There was more speculation, all of it idle and some of it rather cruel. It was worse than “Miss Duboys has a friend.” I thought it was baseless and malicious and, in the way that gossip can do real harm by destroying a person’s reputation, very dangerous. And what were people saying about me? People regarded her as “shady” and “sly.” “You can’t figure her out,” they said, meaning they could if you were bold and insensitive enough to listen. And there was her “accident”—doubting people always spoke about her in quotation marks, which they indicated with raised eyebrows. It was her hospital “scare.” Miss Duboys, who was a “riddle,” had been “rushed” to the hospital “covered with bruises.” The commonest explanation was that she “fell,” but the general belief was that she had been beaten up by her mysterious roommate—so people thought. If she had been beaten black and blue no one had seen her. Al Sanger claimed he saw her with a bandaged hand, Erroll Jeeps said it was scratches. “Probably a feminine complaint,” Scaduto’s wife said, and when I squinted she said, “Plumbing.”
“Could be another woman,” Horton said. “Women scratch each other, don’t they? I mean, a man wouldn’t do that.”
“Probably a can of tuna fish,” Jeeps said.
Al Sanger said, “She never buys cans of tuna fish!”
He, too, had puzzled over her grocery bills.

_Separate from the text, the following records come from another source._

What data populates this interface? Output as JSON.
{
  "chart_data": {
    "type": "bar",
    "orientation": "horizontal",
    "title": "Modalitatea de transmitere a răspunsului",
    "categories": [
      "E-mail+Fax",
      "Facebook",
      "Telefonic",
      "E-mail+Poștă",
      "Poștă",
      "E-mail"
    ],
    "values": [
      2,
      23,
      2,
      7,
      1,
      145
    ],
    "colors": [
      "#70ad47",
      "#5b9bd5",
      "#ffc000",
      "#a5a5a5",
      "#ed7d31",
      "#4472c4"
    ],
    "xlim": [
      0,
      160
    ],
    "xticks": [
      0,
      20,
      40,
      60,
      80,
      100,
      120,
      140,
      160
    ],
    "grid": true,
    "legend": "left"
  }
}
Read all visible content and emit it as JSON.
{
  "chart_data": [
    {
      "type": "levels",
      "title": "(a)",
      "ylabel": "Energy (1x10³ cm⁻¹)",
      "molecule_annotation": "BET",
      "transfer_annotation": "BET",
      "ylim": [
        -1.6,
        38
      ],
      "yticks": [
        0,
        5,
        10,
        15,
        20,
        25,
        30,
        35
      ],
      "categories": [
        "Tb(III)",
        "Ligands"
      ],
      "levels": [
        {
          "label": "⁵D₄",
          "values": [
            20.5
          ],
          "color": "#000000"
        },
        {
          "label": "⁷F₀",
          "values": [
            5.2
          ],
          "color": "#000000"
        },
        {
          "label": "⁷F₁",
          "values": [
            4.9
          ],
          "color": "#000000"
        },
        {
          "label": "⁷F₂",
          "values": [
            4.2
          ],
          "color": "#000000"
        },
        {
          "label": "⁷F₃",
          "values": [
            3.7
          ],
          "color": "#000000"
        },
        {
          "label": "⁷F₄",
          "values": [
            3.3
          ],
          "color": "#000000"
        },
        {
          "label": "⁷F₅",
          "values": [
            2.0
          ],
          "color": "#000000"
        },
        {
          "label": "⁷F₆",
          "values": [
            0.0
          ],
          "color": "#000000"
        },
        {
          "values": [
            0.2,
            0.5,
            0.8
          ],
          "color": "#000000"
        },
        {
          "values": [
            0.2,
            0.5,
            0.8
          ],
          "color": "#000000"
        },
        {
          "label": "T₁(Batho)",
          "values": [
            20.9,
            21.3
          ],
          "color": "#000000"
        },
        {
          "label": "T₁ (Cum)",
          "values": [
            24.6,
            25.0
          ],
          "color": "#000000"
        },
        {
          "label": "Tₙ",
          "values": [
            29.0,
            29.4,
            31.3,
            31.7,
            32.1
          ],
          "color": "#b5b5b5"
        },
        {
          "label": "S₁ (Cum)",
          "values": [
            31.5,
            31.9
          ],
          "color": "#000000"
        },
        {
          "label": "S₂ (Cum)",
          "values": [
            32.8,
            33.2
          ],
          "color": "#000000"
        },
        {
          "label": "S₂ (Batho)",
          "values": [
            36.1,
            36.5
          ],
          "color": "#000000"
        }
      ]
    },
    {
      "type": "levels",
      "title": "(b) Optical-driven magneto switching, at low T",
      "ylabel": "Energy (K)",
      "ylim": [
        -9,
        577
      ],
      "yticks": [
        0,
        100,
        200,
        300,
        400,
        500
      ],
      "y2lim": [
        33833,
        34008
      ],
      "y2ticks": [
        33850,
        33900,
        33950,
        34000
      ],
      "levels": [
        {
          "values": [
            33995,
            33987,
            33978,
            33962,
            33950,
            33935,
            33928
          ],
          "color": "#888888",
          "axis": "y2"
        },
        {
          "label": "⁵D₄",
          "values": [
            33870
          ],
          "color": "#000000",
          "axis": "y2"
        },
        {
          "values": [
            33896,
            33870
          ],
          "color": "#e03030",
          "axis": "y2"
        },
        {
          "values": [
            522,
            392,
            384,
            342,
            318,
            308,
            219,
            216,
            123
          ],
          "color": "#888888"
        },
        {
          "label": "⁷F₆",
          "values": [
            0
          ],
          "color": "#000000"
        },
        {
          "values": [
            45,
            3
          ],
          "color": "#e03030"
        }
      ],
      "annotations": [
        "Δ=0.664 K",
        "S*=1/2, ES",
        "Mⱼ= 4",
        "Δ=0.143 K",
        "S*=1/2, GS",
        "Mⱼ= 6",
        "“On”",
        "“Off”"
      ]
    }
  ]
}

Miss Duboys did not help matters by refusing to explain any of it: the grocery bills, the visit to the hospital, no home leave, no cocktail parties, no dinners. But she was left alone. She was an excellent officer and the only woman in the Trade Section. It would have been hard to interrogate her and practically impossible to transfer her without being accused of bias. But there were still people who regarded her behaviour as highly suspicious.
“What is it?” Horton asked me. “Do you think it’s what they say?”
I had never heard him, or any other American Embassy official, use the word “sp
y.” It was a vulgar, painful, and unlucky word, like “cancer.”
“No, not that,” I said.
“I can’t imagine what it could be.”
“It’s sex,” I said. “Or one of its substitutes.”
“One of the many,” he said.
“One of the few,” I replied.
He smiled at me and said, “It’s nice to be young.”
The harsh rumors, and the way Miss Duboys treated them with contempt, made me like her the more. I began to look forward to seeing her at the dinner parties, where we were invariably the odd guests—the unmarried ones. Perhaps it was more calculated than I realized; perhaps people, seeing me as steady, solid, with a good record in overseas posts, thought that I would succeed in finding out the truth about Miss Duboys. If so, they chose the right man. I did find out the truth. It was so simple, so obvious in its way, it took either genius or luck to discover it. I had no genius, but I was very lucky.
We were at Erroll Jeeps’s apartment in Hampstead. Jeeps’s wife was named Lornette, which, with a kind of misplaced hauteur, she pronounced like the French eyeglasses, “lorgnette.” The Jeepses were black, from Chicago. A black American jazz trumpeter was also there—he was introduced as Owlie Cooper; and the Sangers—Al and Tina; and Margaret Duboys; and myself.
The Sangers’ dog had just come out of quarantine. When he heard that it had cost three hundred dollars to fly the dog from Washington to London, and close to a thousand for the dog’s three months at the quarantine kennel in Surrey (“We usually visited Brucie on weekends”), Owlie Cooper kicked his feet out and screamed his laughter at the Sangers. Tina asked what was so funny. Cooper said it was all funny: he was laughing at the money, the amount of time, and even the dog’s name. “Brucie!”